Veel van die verhalen waren gebaseerd op Schiedamse ervaringen. In 'Een Buitenkansje'
figureren vier fabrieksarbeiders, die geld uit een loterij winnen en om dat te vieren op de
werkvloer jenever gaan drinken. Wegens dronkenschap worden ze op staande voet ontslagen.
Dit weerhoudt hen er niet van om in de kroegen verder feest te vieren totdat al het geld op is.
Arij Prins wist natuurlijk precies hoe het er in een fabriek aan toeging en de ellende van de
drank was in Schiedam duidelijk zichtbaar. Ongetwijfeld stonden de arbeiders van de kaarsen
fabriek model voor de personages en de Schiedamse spreektaal ontbreekt ook niet. Niets lijkt
verzonnen en de werkelijkheid wordt voor het eerst in de Nederlandse literatuur zo dicht
benaderd. 'Afgedankt' (op 26 juli 1885 samen met 'Het Dubbeltje' in de Amsterdammer
gepubliceerd en beide onderdeel van de verhaaltjesreeks 'Kinderen') speelt ook in een fabriek.
Een jonge arbeider wordt bij het ontvangen van zijn loon aan het loket verteld dat hij ontslagen
is. Het gegeven voor deze schets heeft zich vrijwel zeker afgespeeld in de kaarsenfabriek in
het begin van de tachtiger jaren. Onder het personeel van die fabriek bevond zich ook een
dertigtal jongens. In het laatste kwart van 1882 was er een tijdelijke stagnatie in de afzet bij
'Apollo' en werd er ook een aantal jongens ontslagen. De geschiedenis van Jan Zomer' gaat
over een zieke knecht in een wijnpakhuis, die wegens ziekte en ouderdom ontslagen wordt.

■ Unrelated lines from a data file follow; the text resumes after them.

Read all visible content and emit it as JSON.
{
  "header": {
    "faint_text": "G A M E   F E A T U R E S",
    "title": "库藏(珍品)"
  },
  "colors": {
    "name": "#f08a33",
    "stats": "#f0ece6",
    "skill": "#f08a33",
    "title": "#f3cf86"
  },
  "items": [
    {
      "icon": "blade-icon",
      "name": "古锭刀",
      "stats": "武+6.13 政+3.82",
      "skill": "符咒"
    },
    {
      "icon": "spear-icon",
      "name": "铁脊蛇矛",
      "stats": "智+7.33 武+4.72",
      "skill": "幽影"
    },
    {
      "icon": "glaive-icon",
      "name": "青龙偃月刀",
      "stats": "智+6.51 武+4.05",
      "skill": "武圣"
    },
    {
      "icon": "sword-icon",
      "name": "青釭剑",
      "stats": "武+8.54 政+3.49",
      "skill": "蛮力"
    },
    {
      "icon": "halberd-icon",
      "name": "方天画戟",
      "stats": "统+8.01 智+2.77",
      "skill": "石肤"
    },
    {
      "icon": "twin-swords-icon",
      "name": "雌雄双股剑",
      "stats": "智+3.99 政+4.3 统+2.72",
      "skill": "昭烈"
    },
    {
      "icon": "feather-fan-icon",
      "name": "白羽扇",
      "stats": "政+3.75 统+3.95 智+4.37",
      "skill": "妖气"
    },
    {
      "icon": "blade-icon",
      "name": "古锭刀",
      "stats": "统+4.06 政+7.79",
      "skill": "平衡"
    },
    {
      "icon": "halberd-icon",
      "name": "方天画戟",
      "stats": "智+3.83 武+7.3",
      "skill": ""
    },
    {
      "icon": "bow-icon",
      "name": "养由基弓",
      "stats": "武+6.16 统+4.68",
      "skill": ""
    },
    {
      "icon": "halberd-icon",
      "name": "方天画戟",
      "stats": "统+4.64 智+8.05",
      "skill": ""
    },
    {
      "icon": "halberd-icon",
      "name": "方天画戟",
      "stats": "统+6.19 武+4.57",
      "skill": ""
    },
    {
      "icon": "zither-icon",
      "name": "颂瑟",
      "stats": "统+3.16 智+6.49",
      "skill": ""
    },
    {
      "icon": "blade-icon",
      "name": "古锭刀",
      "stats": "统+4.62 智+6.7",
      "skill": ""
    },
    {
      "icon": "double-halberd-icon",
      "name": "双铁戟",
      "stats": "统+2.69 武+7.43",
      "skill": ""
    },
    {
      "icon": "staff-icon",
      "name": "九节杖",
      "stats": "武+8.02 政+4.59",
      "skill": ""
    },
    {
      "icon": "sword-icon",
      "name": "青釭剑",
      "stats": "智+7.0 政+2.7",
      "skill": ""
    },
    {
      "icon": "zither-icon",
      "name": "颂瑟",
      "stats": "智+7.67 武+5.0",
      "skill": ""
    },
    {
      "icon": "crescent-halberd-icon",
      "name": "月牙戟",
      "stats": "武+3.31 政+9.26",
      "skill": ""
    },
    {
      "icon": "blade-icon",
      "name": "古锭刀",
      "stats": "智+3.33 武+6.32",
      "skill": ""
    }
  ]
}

Zonder geld en vooruitzichten staat de man op straat. Een pleegzoon neemt hem in huis op,
maar diens vrouw pest hem het huis uit. Uiteindelijk vindt hij onderkomen bij vroegere buren
en krijgt hij een daalder bijstand van het Armbestuur en schrijfbehoeften om mee te venten.
Zijn vroeger baas is "zo royaal een doosje pennen van hem te kopen". Het interieur van het
wijnpakhuis is zeer precies beschreven en het voorbeeld zal wel in Schiedam gestaan hebben.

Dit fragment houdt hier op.